确定了俯仰姿态的仿真工况并对赛车进行各工况下的整车外流场仿真分析。探究了各俯仰工况下的气动特性及各气动部件之间的相互影响，通过分析车身周围的流场变化得到了各工况之间气动数据差别的原因。通过分析仿真结果可知，所有工况下赛车的气动负升力主要由车身、前翼和尾翼提供，而前、后车轮主要提供气动升力。赛车的气动阻力主要由车身和尾翼产生，两者之和占比超总阻力75%，前、后车轮的气动阻力之和所占比例仅为10%左右。当赛车身姿态发生俯仰变化时，前翼、尾翼、离地间隙的变化和各气动部件间的交互作用导致整车气动特性发生改变。结果表明：在俯仰角度为-1.0°工况下，整车气动升阻比最大，在各俯仰工况中赛车气动效率最高，总气动负升力的绝对值最大，总气动阻力相对较小，气动俯仰力矩最小，此工况下赛车的综合性能较好。

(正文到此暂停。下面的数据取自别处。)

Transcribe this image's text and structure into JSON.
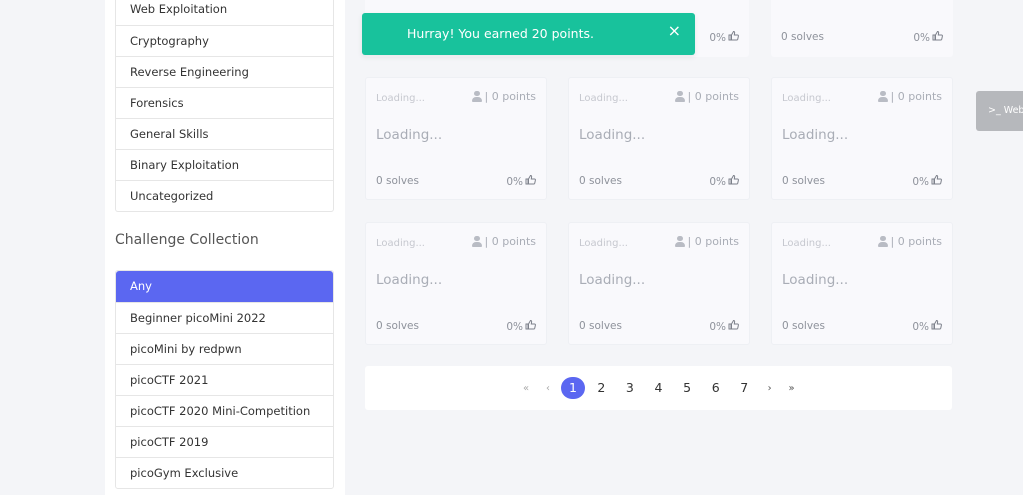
{
  "categories": [
    {
      "label": "Web Exploitation"
    },
    {
      "label": "Cryptography"
    },
    {
      "label": "Reverse Engineering"
    },
    {
      "label": "Forensics"
    },
    {
      "label": "General Skills"
    },
    {
      "label": "Binary Exploitation"
    },
    {
      "label": "Uncategorized"
    }
  ],
  "collection": {
    "title": "Challenge Collection",
    "items": [
      {
        "label": "Any",
        "active": true
      },
      {
        "label": "Beginner picoMini 2022"
      },
      {
        "label": "picoMini by redpwn"
      },
      {
        "label": "picoCTF 2021"
      },
      {
        "label": "picoCTF 2020 Mini-Competition"
      },
      {
        "label": "picoCTF 2019"
      },
      {
        "label": "picoGym Exclusive"
      }
    ]
  },
  "toast": {
    "message": "Hurray! You earned 20 points.",
    "close": "×",
    "color": "#18c29c"
  },
  "top_cards": [
    {
      "solves": "",
      "likes": "0%"
    },
    {
      "solves": "0 solves",
      "likes": "0%"
    }
  ],
  "cards": [
    {
      "category": "Loading...",
      "points": "| 0 points",
      "title": "Loading...",
      "solves": "0 solves",
      "likes": "0%"
    },
    {
      "category": "Loading...",
      "points": "| 0 points",
      "title": "Loading...",
      "solves": "0 solves",
      "likes": "0%"
    },
    {
      "category": "Loading...",
      "points": "| 0 points",
      "title": "Loading...",
      "solves": "0 solves",
      "likes": "0%"
    },
    {
      "category": "Loading...",
      "points": "| 0 points",
      "title": "Loading...",
      "solves": "0 solves",
      "likes": "0%"
    },
    {
      "category": "Loading...",
      "points": "| 0 points",
      "title": "Loading...",
      "solves": "0 solves",
      "likes": "0%"
    },
    {
      "category": "Loading...",
      "points": "| 0 points",
      "title": "Loading...",
      "solves": "0 solves",
      "likes": "0%"
    }
  ],
  "pagination": {
    "first": "«",
    "prev": "‹",
    "pages": [
      "1",
      "2",
      "3",
      "4",
      "5",
      "6",
      "7"
    ],
    "current": "1",
    "next": "›",
    "last": "»"
  },
  "side_tab": {
    "label": ">_ Web"
  },
  "colors": {
    "accent": "#5b67f1",
    "success": "#18c29c"
  }
}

关键词: 汽车空气动力学, 气动特性, 赛车, 俯仰运动

Abstract:

In this paper， the simulation conditions of pitching motion are determined， and the external flow field of the whole vehicle under various conditions is simulated and analyzed. The aerodynamic characteristics under various pitching conditions and the interaction between aerodynamic components are explored. The reasons for the differences of aerodynamic result between various pitching conditions are obtained by analyzing the changes of flow field around the vehicle body. By analyzing the simulation data， it can be seen that the aerodynamic negative lift of the car under all pitching conditions is mainly provided by the body， front wing and tail wing， while the front and rear wheels mainly provide aerodynamic lift. The aerodynamic drag of the car is mainly generated by the body and tail wing， and the sum of the two accounts for more than 75%. The sum of the aerodynamic drag of the front and rear wheels accounts for only about 10%. When the car body attitude changes in pitch， the changes of front wing， tail wing， ground clearance and the interaction between aerodynamic components lead to the change of the aerodynamic characteristics of the whole car. The results show that under the condition of pitch angle -1.0°， the aerodynamic lift drag ratio of the whole vehicle is the largest， the aerodynamic efficiency of the car is the highest， the absolute value of the total aerodynamic negative lift is the largest， the total aerodynamic resistance is relatively small， and the aerodynamic pitch torque is the smallest. Under this condition， the performance of the car is the best.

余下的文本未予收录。